Former headteacher of at Blisworth Community Primary School, Ceila Irwin, wasn't looking to put her feet up when she gave up teaching last August.
Since she's retired Ceila, and a whole host of big-hearted volunteers, have made over 3,000 artificial flowers from scratch.
Those flowers have gone on display in the churchyard outside St Peter & St Paul's Church in Park Avenue South, in Abington, to commemorate Easter and Armistice Day.
The most recent 800-strong daffodil project is part of Ceila's second flower display, coordinated by her business, Artified. The daffodils, made out of Ragu clay, were planted on March 8 and will be on display for several weeks.
The Marie Curie Field of Hope is just around the corner to the Church of St Peter and St Paul, and each daffodil planted there represents someone who has died of cancer, or has gone through a terminal illness.
Similarly, the ceramic daffodils in the churchyard also represent hope and were sold as a Mothering Sunday gift, or they can be still be bought as a reminder of a loved one who has been through a terminal illness such as cancer.

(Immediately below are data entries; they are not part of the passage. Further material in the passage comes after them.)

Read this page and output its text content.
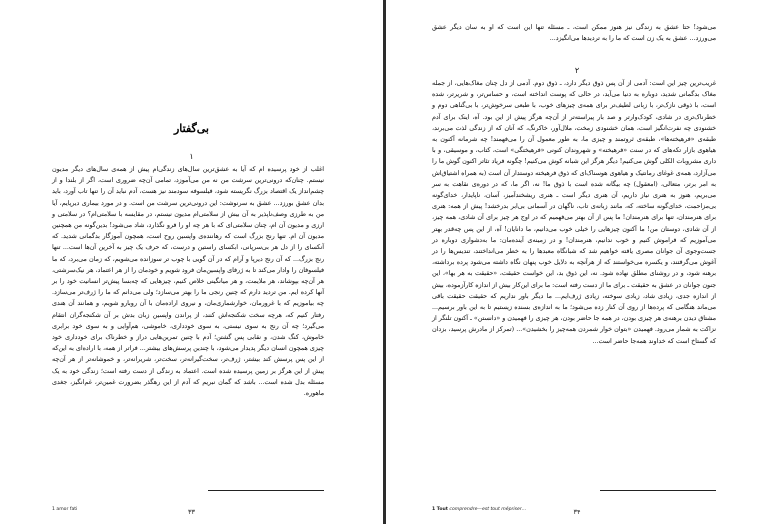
بی‌گفتار
۱
اغلب از خود پرسیده ام که آیا به عشق‌ترین سال‌های زندگی‌ام پیش از همه‌ی سال‌های دیگر مدیون نیستم. چنان‌که درونی‌ترین سرشت من نه من می‌آموزد، تمامی آن‌چه ضروری است، اگر از بلندا و از چشم‌انداز یک اقتصاد بزرگ نگریسته شود، فیلسوفه سودمند نیز هست، آدم نباید آن را تنها تاب آورد، باید بدان عشق بورزد... عشق به سرنوشت: این درونی‌ترین سرشت من است. و در مورد بیماری دیرپایم، آیا من به طرزی وصف‌ناپذیر به آن بیش از سلامتی‌ام مدیون نیستم، در مقایسه با سلامتی‌ام؟ در سلامتی و ارزی و مدیون آن ام، چنان سلامتی‌ای که با هر چه او را فرو نگذارد، شاد می‌شود! بدین‌گونه من همچنین مدیون آن ام. تنها رنج بزرگ است که رهاننده‌ی واپسین روح است، همچون آموزگار بدگمانی شدید. که آنکسای را از دل هر بی‌سرپانی، ابکسای راستین و درست، که حرف یک چیز به آخرین آن‌ها است... تنها رنج بزرگ... که آن رنج دیرپا و آرام که در آن گویی با چوب تر سوزانده می‌شویم، که زمان می‌برد، که ما فیلسوفان را وادار می‌کند تا به ژرفای واپسین‌مان فرود شویم و خودمان را از هر اعتماد، هر نیک‌سرشتی، هر آن‌چه بپوشاند، هر ملایمت، و هر میانگینی خلاص کنیم، چیزهایی که چه‌بسا پیش‌تر انسانیت خود را بر آنها کرده ایم. من تردید دارم که چنین رنجی ما را بهتر می‌سازد؛ ولی می‌دانم که ما را ژرف‌تر می‌سازد. چه بیاموزیم که با غرورمان، خوارشماری‌مان، و نیروی اراده‌مان با آن روبارو شویم، و همانند آن هندی رفتار کنیم که، هرچه سخت شکنجه‌اش کنند، از پراندن واپسین زبان بدش بر آن شکنجه‌گران انتقام می‌گیرد؛ چه آن رنج به سوی نیستی، به سوی خودداری، خاموشی، هم‌آوایی و به سوی خود برابری خاموش، کنگ شدن، و نقابی پس گشتن؛ آدم با چنین تمرین‌هایی دراز و خطرناک برای خودداری خود چیزی همچون انسان دیگر پدیدار می‌شود، با چندین پرسش‌های بیشتر... فراتر از همه، با اراده‌ای به این‌که از این پس پرسش کند بیشتر، ژرف‌تر، سخت‌گیرانه‌تر، سخت‌تر، شریرانه‌تر، و خموشانه‌تر از هر آن‌چه پیش از این هرگز بر زمین پرسیده شده است. اعتماد به زندگی از دست رفته است؛ زندگی خود به یک مسئله بدل شده است... باشد که گمان نبریم که آدم از این رهگذر بضرورت غمین‌تر، غم‌انگیز، جغدی ماهوره.
1 amor fati	۳۳
می‌شود! حتا عشق به زندگی نیز هنوز ممکن است، ـ مسئله تنها این است که او به سان دیگر عشق می‌ورزد... عشق به یک زن است که ما را به تردیدها می‌انگیزد...
۲
غریب‌ترین چیز این است: آدمی از آن پس ذوق دیگر دارد، ـ ذوق دوم. آدمی از دل چنان مغاک‌هایی، از جمله مغاک بدگمانی شدید، دوباره به دنیا می‌آید، در حالی که پوست انداخته است، و حساس‌تر، و شریرتر، شده است، با ذوقی نازک‌تر، با زبانی لطیف‌تر برای همه‌ی چیزهای خوب، با طبعی سرخوش‌تر، با بی‌گناهی دوم و خطرناک‌تری در شادی، کودک‌وارتر و صد بار پیراسته‌تر از آن‌چه هرگز پیش از این بود. آه، اینک برای آدم خشنودی چه نفرت‌انگیز است، همان خشنودی زمخت، ملال‌آور، خاکرنگ، که آنان که از زندگی لذت می‌برند، طبقه‌ی «فرهیخته‌ها»، طبقه‌ی ثروتمند و چیزی ما، به طور معمول آن را می‌فهمند! چه شرمانه آکنون به هیاهوی بازار تکه‌های که در سنت «فرهیخته» و شهروندان کنونی «فرهیختگی» است، کتاب، و موسیقی، و با داری مشروبات الکلی گوش می‌کنیم! دیگر هرگز این شبانه کوش می‌کنیم! چگونه فریاد تئاتر اکنون گوش ما را می‌آزارد، همه‌ی غوغای رمانتیک و هیاهوی هوسناک‌ای که ذوق فرهیخته دوستدار آن است (به همراه اشتیاق‌اش به امر برتر، متعالی، (امعقول) چه بیگانه شده است با ذوق ما! نه، اگر ما، که در دوره‌ی نقاهت به سر می‌بریم، هنوز به هنری نیاز داریم، آن هنری دیگر است ـ هنری ریشخندآمیز، آسان، ناپایدار، خدای‌گونه بی‌مزاحمت، خدای‌گونه ساخته، که، مانند زبانه‌ی تاب، ناگهان در آسمانی بی‌ابر بدرخشد! پیش از همه: هنری برای هنرمندان، تنها برای هنرمندان! ما پس از آن بهتر می‌فهمیم که در اوج هر چیز برای آن شادی، همه چیز، از آن شادی، دوستان من! ما آکنون چیزهایی را خیلی خوب می‌دانیم، ما دانایان! آه، از این پس چه‌قدر بهتر می‌آموزیم که فراموش کنیم و خوب ندانیم، هنرمندان! و در زمینه‌ی آینده‌مان: ما به‌دشواری دوباره در جست‌وجوی آن جوانان مصری یافته خواهیم شد که شبانگاه معبدها را به خطر می‌انداختند، تندیس‌ها را در آغوش می‌گرفتند، و یکسره می‌خواستند که از هرآنچه به دلایل خوب پنهان نگاه داشته می‌شود پرده برداشته، برهنه شود، و در روشنای مطلق نهاده شود. نه، این ذوق بد، این خواست حقیقت، «حقیقت به هر بها»، این جنون جوانان در عشق به حقیقت ـ برای ما از دست رفته است: ما برای این‌کار بیش از اندازه کارآزموده، بیش از اندازه جدی، زیادی شاد، زیادی سوخته، زیادی ژرف‌ایم... ما دیگر باور نداریم که حقیقت حقیقت باقی می‌ماند هنگامی که پرده‌ها از روی آن کنار زده می‌شود؛ ما به اندازه‌ی بسنده زیستیم تا به این باور برسیم... مشتاق دیدن برهنه‌ی هر چیزی بودن، در همه جا حاضر بودن، هر چیزی را فهمیدن و «دانستن» ـ آکنون تلنگر از نزاکت به شمار می‌رود. فهمیدن «بتوان خوار شمردن همه‌چیز را بخشیدن»... (تمرکز از مادرش پرسید، بزدان که گستاخ است که خداوند همه‌جا حاضر است...
1 Tout comprendre—est tout mépriser…	۳۴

Celia, who lives in Kingsthorpe, said: "It takes a long time to make them, we've been working on them night and day.
"It's a labour of love."
While the daffodils are on display, the church will be open each day between 11am and 1pm and on Easter Monday, during those same hours, Ceila will be hosting a balloon release with Marie Curie.
New reverend Byung June Kim has been at the church for three weeks and thinks the daffodils are a lovely addition to the cemetery.
He said: "We love to have these daffodils displayed as beautiful art.
"The church is here as a sanctuary for everyone and having the daffodils really helps us to fulfil that calling."
The daffodils can be purchased through the online shop or through an order form available at the church, and will be taken down next Wednesday (April 24).
The cost of a daffodil sale is £2.50 and will be donated to the Church of St Peter & St Paul, and £2.50 will be given to Marie Curie.